Küresel ısınma balıkçılığı da etkiliyor. Sinop Üniversitesi’nden Prof. Dr. Osman Samsun, “Palamut kendisini bu zamanlarda gösterir, avlanılması başlardı. Bu yıl gecikti. Henüz kendini göstermedi.” dedi.
Denizlerde av sezonu 1 Eylül’de başlıyor. Ancak sıcak hava ve iklim değişikliği, balıkçılığı da olumsuz etkiliyor. Sinop Üniversitesi Su Ürünleri Fakültesi Avlanma Teknolojisi Anabilim Dalı Başkanı Prof. Dr. Osman Samsun, av sezonuna ilişkin açıklamalarda bulundu. Samsun, “Palamut bu yıl gecikti.” dedi.
“Eylül ayında ilk palamut avcılığı olurdu. Palamudun ardından istavrit, hamsi, lüfer ve diğer balıklar avlanırdı. Ancak günümüzde bu şekilde olmadığını görüyoruz.” diyen Samsun, şunları söyledi: “Küresel ısınmanın, sıcaklık değişikliklerinin, yağışların düzenli olmaması, periyodik olarak yaz aylarında yağan yağmurlarla derelerden ve akarsulardan besleyeceği maddeler olarak bildiğimiz çeşitli planktonlar yağmurlarla denizlere ulaşırdı. Bunlarda her hafta balıkların ağırlıklarına etki edecek şekilde olumlu bir katkı sunardı. Yağışlar periyodik olarak düzenli yağmadığı için lüfer ve palamut balığı büyümedi. Eski yıllarda bu zamanlarda palamut kendisini gösterir, avlanılması başlardı. Bu yıl gecikti. Bu yıl henüz kendini göstermedi.”
Bu dönemde yaklaşık 100-150 gram ağırlığında olan ve tezgahlardaki yerini alan çingene palamudunun görülmediğini ifade eden Prof. Dr. Samsun, “Palamut, göç eden bir balık. Üreme göçü nedeniyle önce Ege'den Marmara'ya, daha sonra Marmara'dan Karadeniz'e geçer. Hopa'ya kadar göçünü sürdürür. Çingene palamudu, palamut ve torik olarak bildiğimiz bu balık 5 kiloya kadar çıkar. Artık son günlerde bu şekilde olmamaktadır. Bunun böyle olmamasının nedenlerin başında küresel ısınmanın, sıcaklık değişikliklerinin, yağışların düzenli olmaması geliyor.” diye konuştu.
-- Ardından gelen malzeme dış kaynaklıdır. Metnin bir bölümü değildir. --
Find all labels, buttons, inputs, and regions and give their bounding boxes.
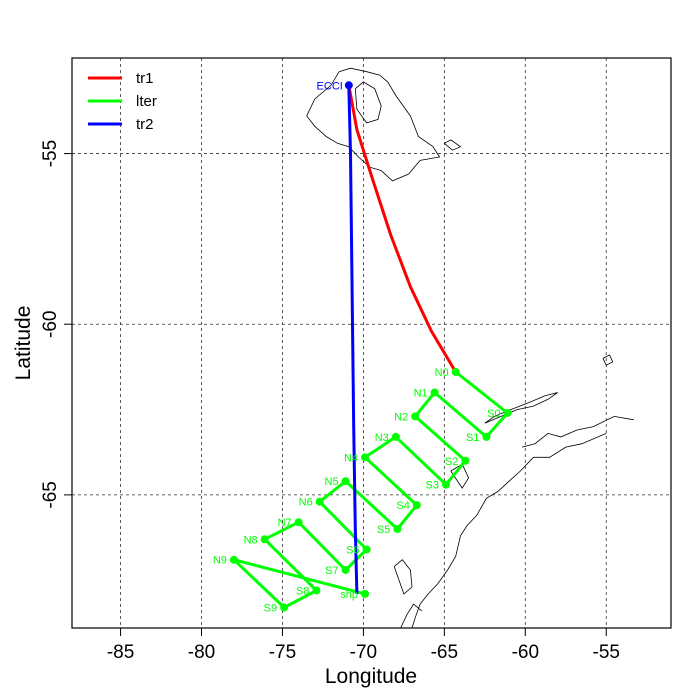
station-point-n2 <box>411 412 420 421</box>
station-point-s3 <box>441 480 450 489</box>
station-point-n0 <box>451 368 460 377</box>
legend-label-tr1: tr1 <box>136 70 154 87</box>
track-tr2 <box>347 85 359 594</box>
station-label-n3: N3 <box>375 432 389 444</box>
station-point-n7 <box>294 518 303 527</box>
track-tr1 <box>347 85 457 373</box>
x-tick-label: -85 <box>107 642 134 663</box>
station-label-n6: N6 <box>299 497 313 509</box>
legend-label-tr2: tr2 <box>136 116 154 133</box>
x-tick-label: -75 <box>269 642 296 663</box>
coastline-peninsula-tip <box>521 415 634 448</box>
x-tick-label: -55 <box>593 642 620 663</box>
station-label-n5: N5 <box>325 476 339 488</box>
station-label-s4: S4 <box>396 500 409 512</box>
station-label-s5: S5 <box>377 524 390 536</box>
station-label-s9: S9 <box>264 603 277 615</box>
station-label-n2: N2 <box>394 411 408 423</box>
coastline-anvers-island <box>450 463 470 489</box>
station-point-s8 <box>312 586 321 595</box>
y-tick-label: -60 <box>40 310 61 337</box>
origin-label: ECCI <box>317 80 343 92</box>
station-point-s7 <box>341 565 350 574</box>
x-tick-label: -65 <box>431 642 458 663</box>
station-label-n9: N9 <box>213 555 227 567</box>
station-point-n1 <box>430 388 439 397</box>
x-axis-label: Longitude <box>325 665 417 688</box>
x-tick-label: -60 <box>512 642 539 663</box>
stations: N0 S0 S1 N1 N2 S2 S3 N3 N4 S4 S5 N5 N6 S6 S7 N7 N8 S8 S9 N9… <box>213 80 512 615</box>
origin-point <box>344 81 353 90</box>
station-point-n8 <box>260 535 269 544</box>
station-point-n3 <box>391 432 400 441</box>
legend-label-lter: lter <box>136 93 157 110</box>
y-axis-label: Latitude <box>12 306 35 381</box>
station-point-s2 <box>461 456 470 465</box>
station-point-s6 <box>362 545 371 554</box>
x-tick-label: -70 <box>350 642 377 663</box>
station-label-s8: S8 <box>296 585 309 597</box>
station-label-shp: shp <box>340 589 358 601</box>
station-label-s2: S2 <box>445 456 458 468</box>
axis-ticks: -85 -80 -75 -70 -65 -60 -55 -55 -60 -65 <box>40 140 620 663</box>
coastline-adelaide-island <box>393 559 413 595</box>
station-label-s1: S1 <box>466 432 479 444</box>
station-point-n4 <box>361 453 370 462</box>
grid <box>72 58 671 628</box>
station-label-s7: S7 <box>325 565 338 577</box>
station-point-s9 <box>280 603 289 612</box>
y-tick-label: -55 <box>40 140 61 167</box>
station-label-n1: N1 <box>414 387 428 399</box>
station-point-s1 <box>482 432 491 441</box>
station-point-s4 <box>412 501 421 510</box>
station-point-s0 <box>503 408 512 417</box>
station-label-n0: N0 <box>435 367 449 379</box>
coastline-small-island-east <box>602 354 614 366</box>
station-point-n5 <box>341 477 350 486</box>
station-label-s0: S0 <box>487 408 500 420</box>
station-point-n6 <box>315 497 324 506</box>
station-label-s6: S6 <box>346 544 359 556</box>
legend: tr1 lter tr2 <box>88 70 157 133</box>
plot-frame <box>71 57 672 629</box>
station-point-n9 <box>229 555 238 564</box>
station-label-n4: N4 <box>344 452 358 464</box>
y-tick-label: -65 <box>40 481 61 508</box>
station-label-n7: N7 <box>278 517 292 529</box>
station-point-s5 <box>393 525 402 534</box>
station-label-s3: S3 <box>426 480 439 492</box>
station-point-shp <box>361 589 370 598</box>
coastline-isla-de-los-estados <box>444 139 462 151</box>
station-label-n8: N8 <box>244 534 258 546</box>
x-tick-label: -80 <box>188 642 215 663</box>
coastline-tierra-del-fuego-inner <box>354 81 382 124</box>
coastline-tierra-del-fuego <box>306 67 441 182</box>
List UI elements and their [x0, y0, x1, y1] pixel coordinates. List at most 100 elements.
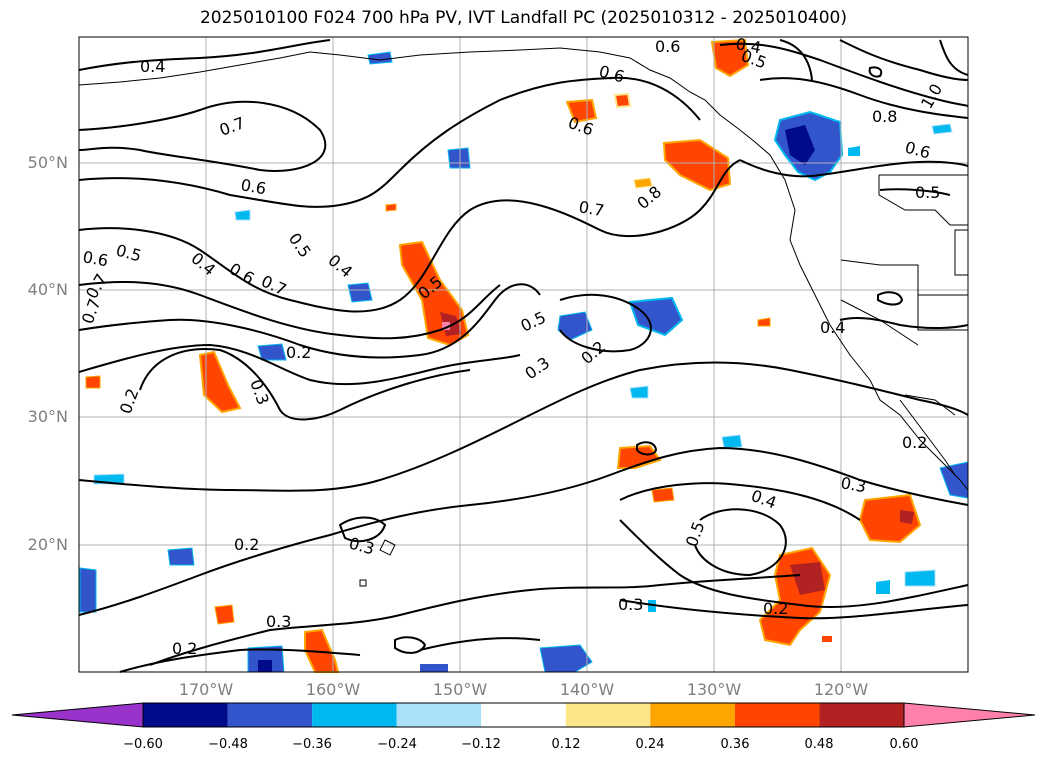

Palamudun, yasal tebliğlere göre 25 santimden küçüğünün avlanmasının yasak olduğunu ifade eden Prof. Dr. Osman Samsun, şunları söyledi: “Tüketicilerimizin bu 25 santimden küçük palamut balıklarını satın almamalarını, bilinçli balıkçılarımızın da bunları avlamamalarını ifade etmek istiyoruz. Daha önce yaptığımız araştırmalarda palamut balıklarını, biz 15 ile 47 santim arasındaki boylarda yakaladık. Bunların 34 ile 1288 gram arasında ağırlık değişikliklerinin olduğunu tespit ettik. Yine palamutların en küçüklerinde yüzde 42, en büyük olarak kabul ettiklerimizde ise yüzde 79 oranında et verdiklerini belirledik. Palamudun ortalama ise yüzde 69 oranında yenilebilir eti olan, et oranı yüksek bir balık olduğunu biliyoruz. Böyle kıymetli balığımızın bizden sonraki nesillere de aktarılabilmesi, stoklarının ve popülasyonunun devam etmesi için, ülkemizin yasal mercilerinin almış olduğu kuralla uyulmasının büyük fayda olacağını düşünüyoruz. Balığın küçükse avlanılmaması için balıkçılarımızın buna özen göstermelerini bekliyoruz. Zaten böyle yaptıklarını biliyoruz.”
Prof. Dr. Osman Samsun ayrıca palamudun ardından çıkacak olan istavrit, lüfer, hamsi ve diğer balık türlerinin de stoklarının çok iyi korunması için bilinçli davranılması gerektiğini vurguladı.